Mr Jones came up with the unique fundraising idea, partly because he felt awkward asking people for money for an activity he wanted to take part in.
“I am quite a sporty guy, but seeing that I also have this other talent and skill for art I felt more comfortable being able to give something back, a physical object that they could keep, instead of asking for sponsorship,” he said.
“It's fine to get pledges, but I am kind of shy when it comes to asking people for money.”
The artist comes from a very sporty background, having spent five years as a Royal Marine Commando and also took part in the Ottawa Marathon this past May.
Still he said the recent five-day, 465km cycle was one of the most gruelling physical challenges of his life. “This was up there with the commando course and was very arduous just cycling up hill. Even if you cycle up Lighthouse Hill in Bermuda your heart is beating really fast and hard, but imagine doing that for two hours straight.”
He was part of a group of 23 cyclists taking part in the fundraising event and said it was a “wonderful thing” to enjoy the experience together.
“There was a lot of camaraderie going on and we supported each other. We were cycling through a lot of mountainous villages in France and it was fantastic, the food and scenery.

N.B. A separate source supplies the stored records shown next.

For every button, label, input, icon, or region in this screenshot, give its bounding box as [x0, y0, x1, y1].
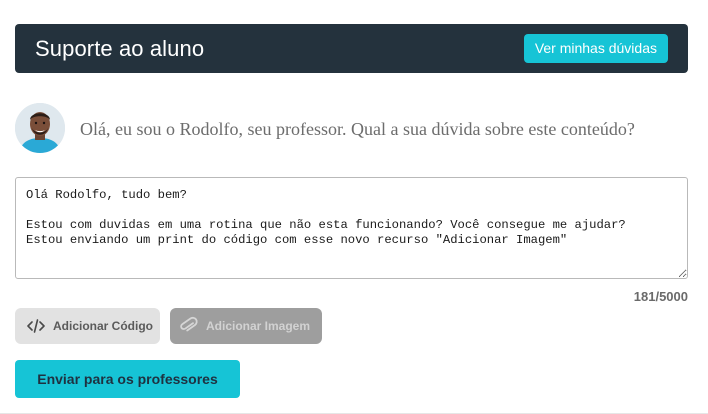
teacher-avatar-image: [15, 103, 65, 153]
question-textarea[interactable]: [15, 177, 688, 279]
support-panel: Suporte ao aluno Ver minhas dúvidas Olá,…: [0, 0, 708, 414]
send-to-teachers-button[interactable]: Enviar para os professores: [15, 360, 240, 398]
avatar: [15, 103, 65, 153]
code-icon: [25, 315, 47, 337]
add-code-label: Adicionar Código: [53, 319, 153, 333]
support-header: Suporte ao aluno Ver minhas dúvidas: [15, 24, 688, 73]
view-my-questions-button[interactable]: Ver minhas dúvidas: [523, 34, 668, 63]
add-image-label: Adicionar Imagem: [206, 319, 311, 333]
add-code-button[interactable]: Adicionar Código: [15, 308, 160, 344]
teacher-greeting: Olá, eu sou o Rodolfo, seu professor. Qu…: [80, 119, 635, 139]
character-counter: 181/5000: [633, 289, 688, 304]
add-image-button[interactable]: Adicionar Imagem: [170, 308, 322, 344]
paperclip-icon: [178, 315, 200, 337]
page-title: Suporte ao aluno: [35, 36, 205, 61]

“The most rewarding part for me was after we got over the second mountain. I had a little emotional moment because when you get to the top you are very physically spent, you have nothing left, you put so much into it, but it's a feeling of achievement when you are surrounded by the beauty. You have that feeling of success and you have done it with a group of people who all did it together.”
He said he casually knew a handful of the guys who took part in the cycle, but having a common goal and mission really made their bond stronger.
Mr Jones has been cycling since he was a child and uses a cycle trailer to get to different locations on the Island to paint.
When he was younger, he and wife Jo Stanton would go on cycling holidays and take gear with them, so they could camp or stay in small guest houses in France.
But he hadn't done anything this competitive or any cycling to this degree before. “It's not really the distance, it was the elevation every day which makes it tough,” he added.